The presumed benefits of EPI were based on the alpha-adrenergic effects that produce increased coronary perfusion pressure, and some benefits in terms of survival were noted in these early dog studies. Soon thereafter, assumptions were made that HDE would be even better. In fact, I was taught to use HDE in the late 1980s and early 1990s. Subsequent studies demonstrated that although larger dosages of EPI, whether given in bolus form or cumulative, were associated with an increase in return of spontaneous circulation (ROSC) and survival to hospital admission, they did not produce an increase in survival to discharge or neurologic recovery.

In fact, evidence suggested worse discharge and neurologic outcomes with these higher dosages, presumably related to the beta-adrenergic effect of EPI. The AHA responded by removing HDE from its recommendations, but the guidelines continued to ignore the concerns of cumulative dosing of standard-dose EPI. The recommendation for EPI continued to be 1 mg every 3-5 minutes and ... apparently ... will continue indefinitely. Cardiac arrest victims were continuing to be placed on "backboards" despite mounting concerns and lack of quality evidence of benefit of EPI.

Since the publication of the 2010 Guidelines, further studies have questioned the dogma of repeated dosages of EPI in cardiac arrest. These studies again support an increase in early ROSC but demonstrate worse neurologic and functional outcomes, especially with increasing cumulative dosages of EPI. An in-hospital study of cardiac arrest also showed that outcomes were improved with less frequent dosing of EPI than generally recommended in the guidelines. The most optimistic study of EPI was by Jacobs and colleagues in 2011, a randomized, double-blind, placebo-controlled study evaluating EPI vs placebo in cardiac arrest. This study showed at best a trend toward a better outcome with EPI, but the investigators did not find a statistically significant benefit. The investigators also did not evaluate the outcomes associated with cumulative dosages of EPI.

The recent study by Dumas and colleagues and accompanying editorial has proposed what I believe is the most cogent argument to when and how EPI should be used in cardiac arrest. During the first minutes of cardiac arrest, referred to as the "electrical phase," prompt defibrillation and continuous chest compressions should be the priority. It is during the second or "circulatory" phase of cardiac arrest that vasopressors appear to have the best chance of improving outcomes by improving coronary perfusion generated by chest compressions. During the third or "metabolic" phase of cardiac arrest, continuing dosages of EPI appear to be associated with a worse neurologic outcome in survivors. Continued accumulating dosages of EPI produce impaired oxygen utilization, increased myocardial oxygen demand, myocardial and cerebral ischemia, dysrhythmias, impaired lactate clearance, and a prothrombotic state.

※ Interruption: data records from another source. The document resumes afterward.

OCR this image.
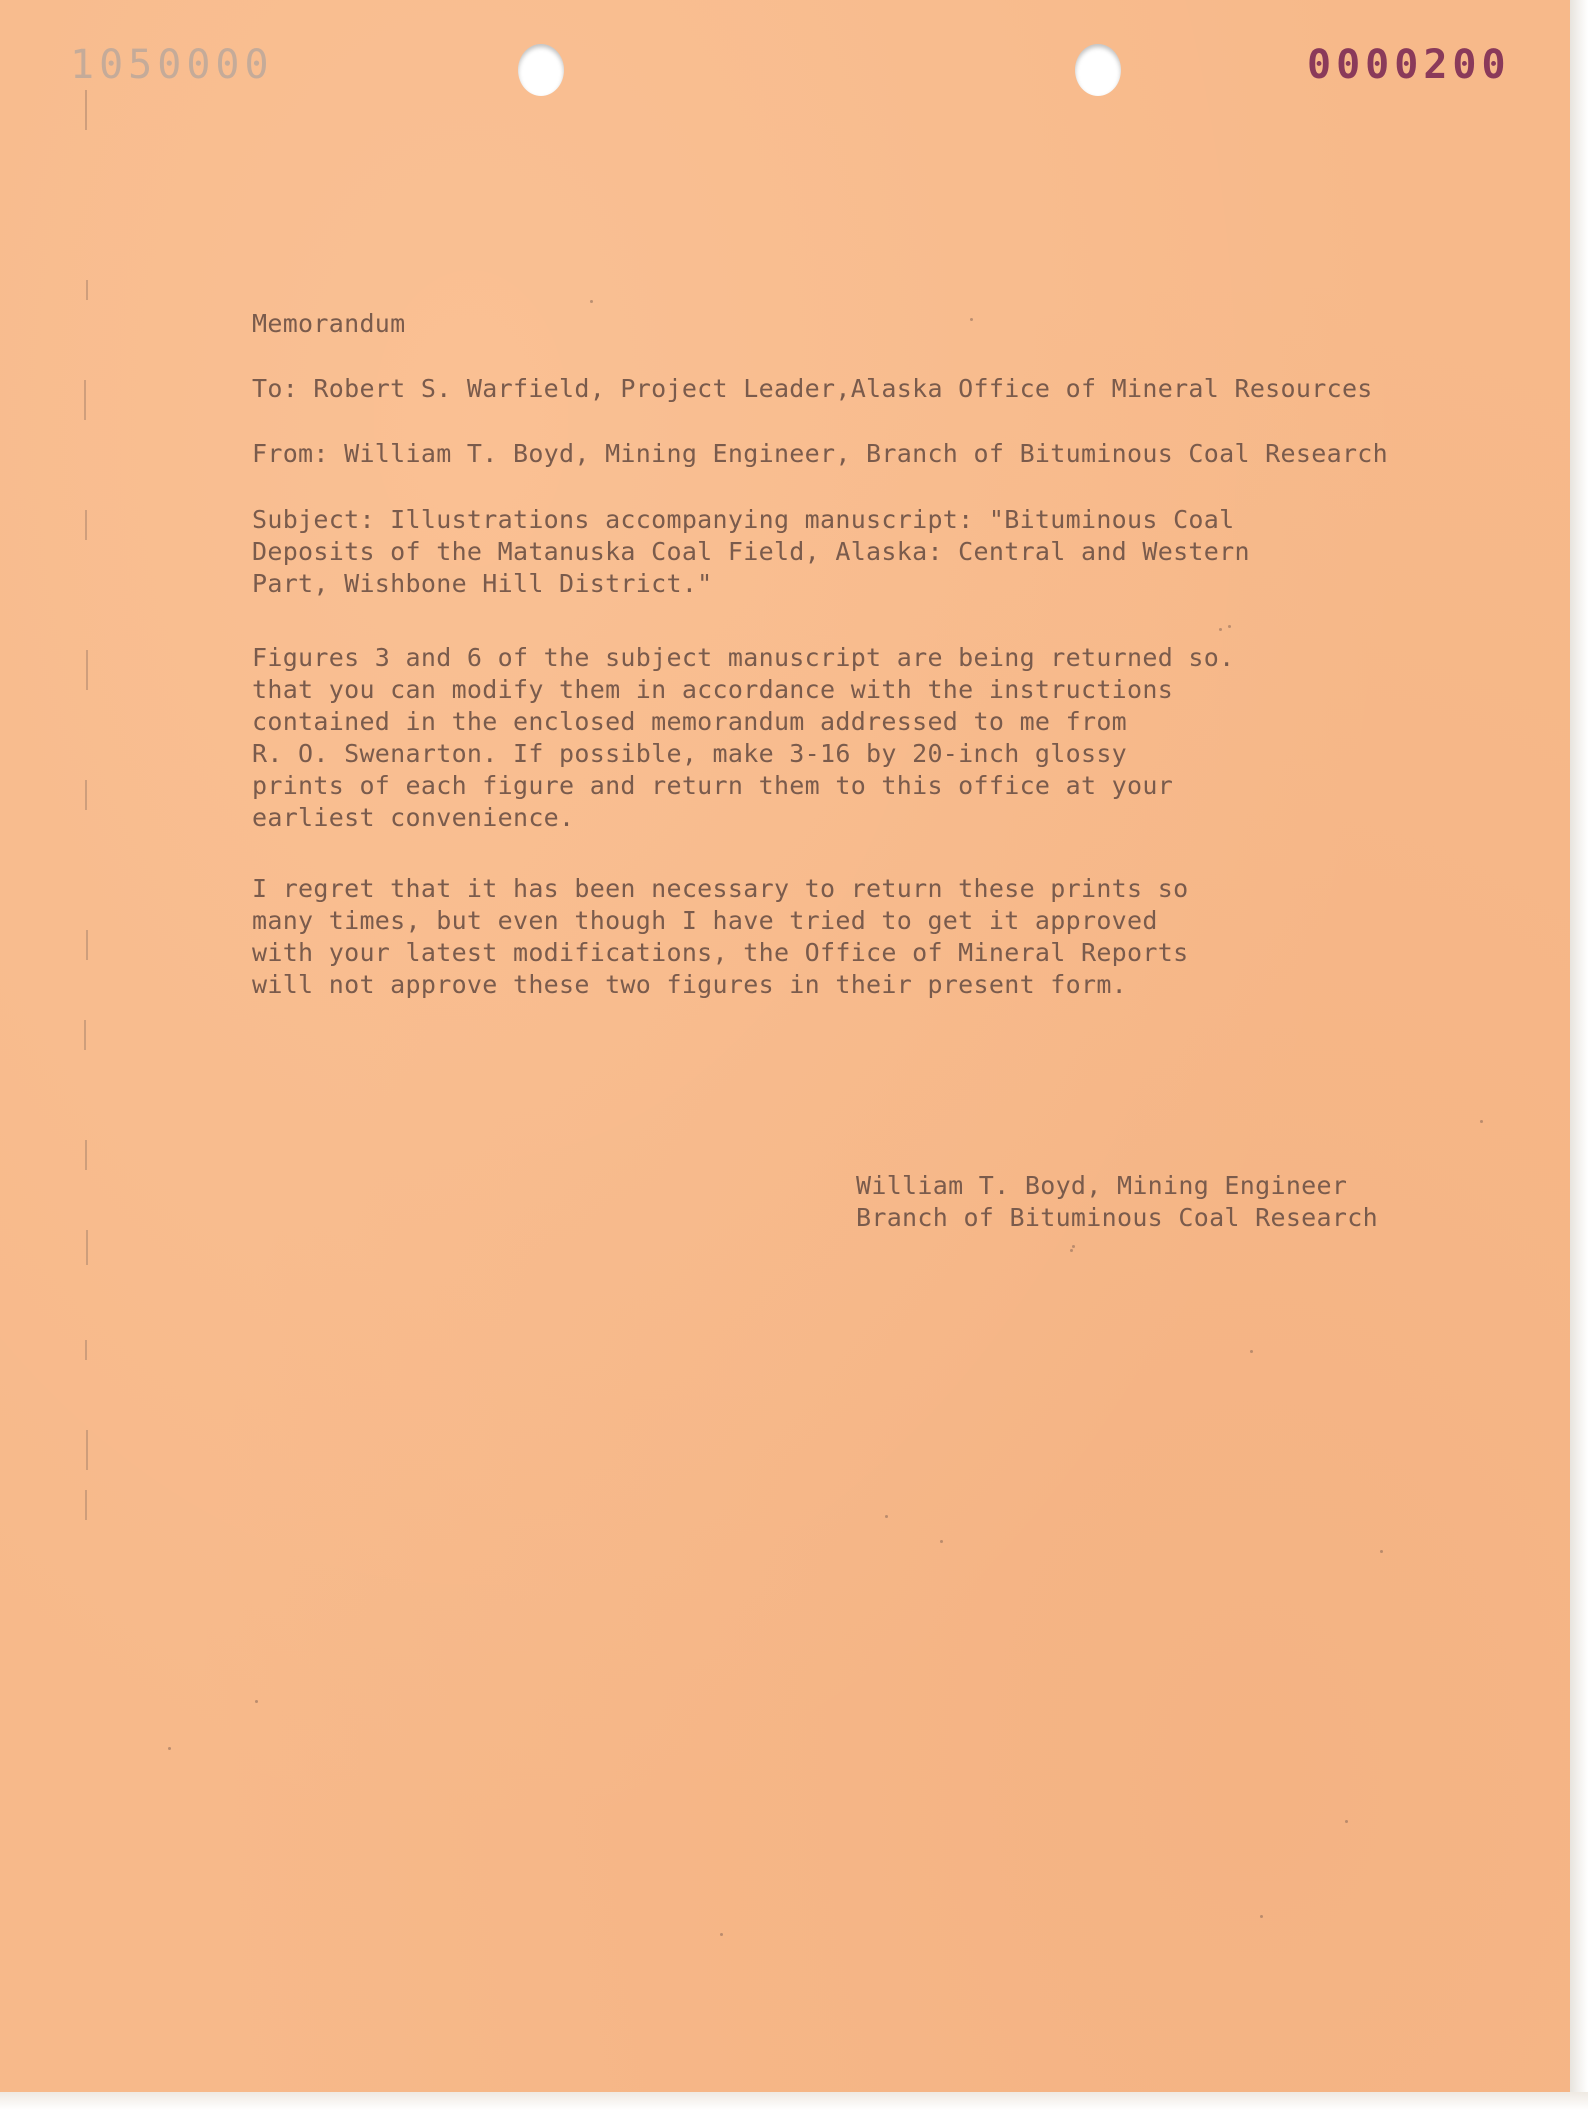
1050000	0000200
Memorandum
To: Robert S. Warfield, Project Leader,Alaska Office of Mineral Resources
From: William T. Boyd, Mining Engineer, Branch of Bituminous Coal Research
Subject: Illustrations accompanying manuscript: "Bituminous Coal
Deposits of the Matanuska Coal Field, Alaska: Central and Western
Part, Wishbone Hill District."
Figures 3 and 6 of the subject manuscript are being returned so.
that you can modify them in accordance with the instructions
contained in the enclosed memorandum addressed to me from
R. O. Swenarton. If possible, make 3-16 by 20-inch glossy
prints of each figure and return them to this office at your
earliest convenience.
I regret that it has been necessary to return these prints so
many times, but even though I have tried to get it approved
with your latest modifications, the Office of Mineral Reports
will not approve these two figures in their present form.
William T. Boyd, Mining Engineer
Branch of Bituminous Coal Research
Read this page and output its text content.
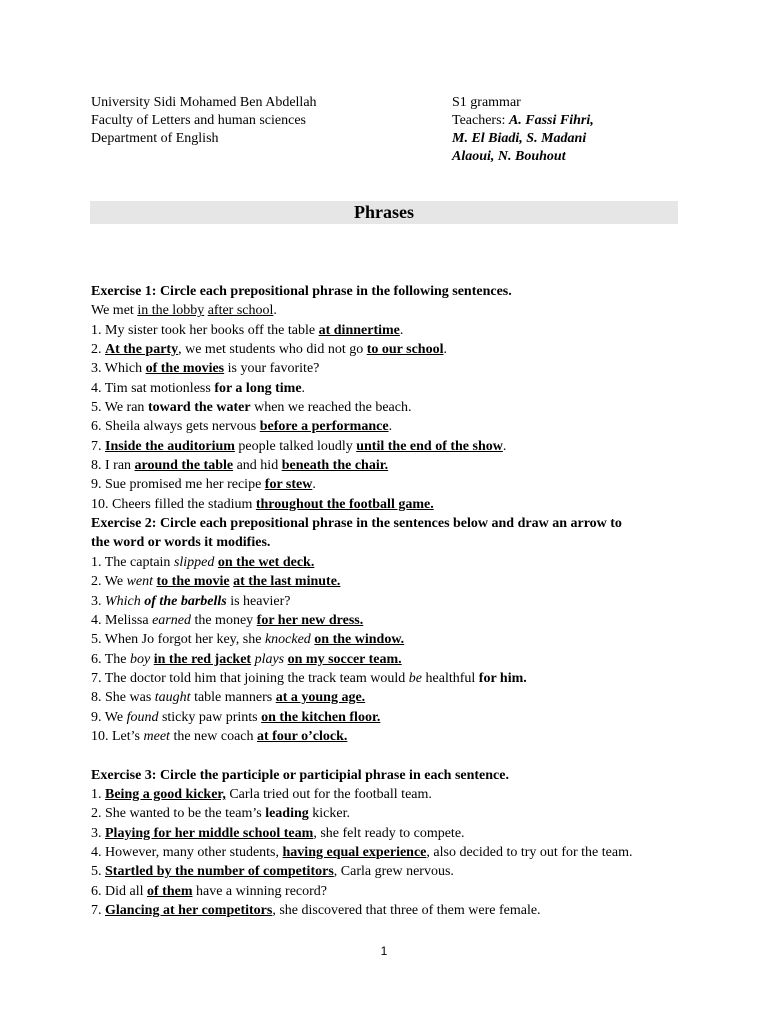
University Sidi Mohamed Ben Abdellah
Faculty of Letters and human sciences
Department of English
S1 grammar
Teachers: A. Fassi Fihri,
M. El Biadi, S. Madani
Alaoui, N. Bouhout
Phrases
Exercise 1: Circle each prepositional phrase in the following sentences.
We met in the lobby after school.
1. My sister took her books off the table at dinnertime.
2. At the party, we met students who did not go to our school.
3. Which of the movies is your favorite?
4. Tim sat motionless for a long time.
5. We ran toward the water when we reached the beach.
6. Sheila always gets nervous before a performance.
7. Inside the auditorium people talked loudly until the end of the show.
8. I ran around the table and hid beneath the chair.
9. Sue promised me her recipe for stew.
10. Cheers filled the stadium throughout the football game.
Exercise 2: Circle each prepositional phrase in the sentences below and draw an arrow to
the word or words it modifies.
1. The captain slipped on the wet deck.
2. We went to the movie at the last minute.
3. Which of the barbells is heavier?
4. Melissa earned the money for her new dress.
5. When Jo forgot her key, she knocked on the window.
6. The boy in the red jacket plays on my soccer team.
7. The doctor told him that joining the track team would be healthful for him.
8. She was taught table manners at a young age.
9. We found sticky paw prints on the kitchen floor.
10. Let’s meet the new coach at four o’clock.
Exercise 3: Circle the participle or participial phrase in each sentence.
1. Being a good kicker, Carla tried out for the football team.
2. She wanted to be the team’s leading kicker.
3. Playing for her middle school team, she felt ready to compete.
4. However, many other students, having equal experience, also decided to try out for the team.
5. Startled by the number of competitors, Carla grew nervous.
6. Did all of them have a winning record?
7. Glancing at her competitors, she discovered that three of them were female.
1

In summary, the data suggest that the benefits of EPI are likely to be optimal in the first 10 minutes after cardiac arrest, and EPI may be detrimental beyond that timeframe.

Perhaps it is about time for us to rethink our continued use of the indefinite "every 3-5 minute" dosing of EPI in victims of cardiac arrest. There is possible benefit to the early use of EPI but evidence of harm to the later continued use. It's time to put the "backboard of cardiac arrest" aside. It's time to start making more intelligent decisions about how to care for victims of cardiac arrest and use EPI in a more sensible way instead of being strapped to dogmatic longstanding protocols that are bereft of good evidence.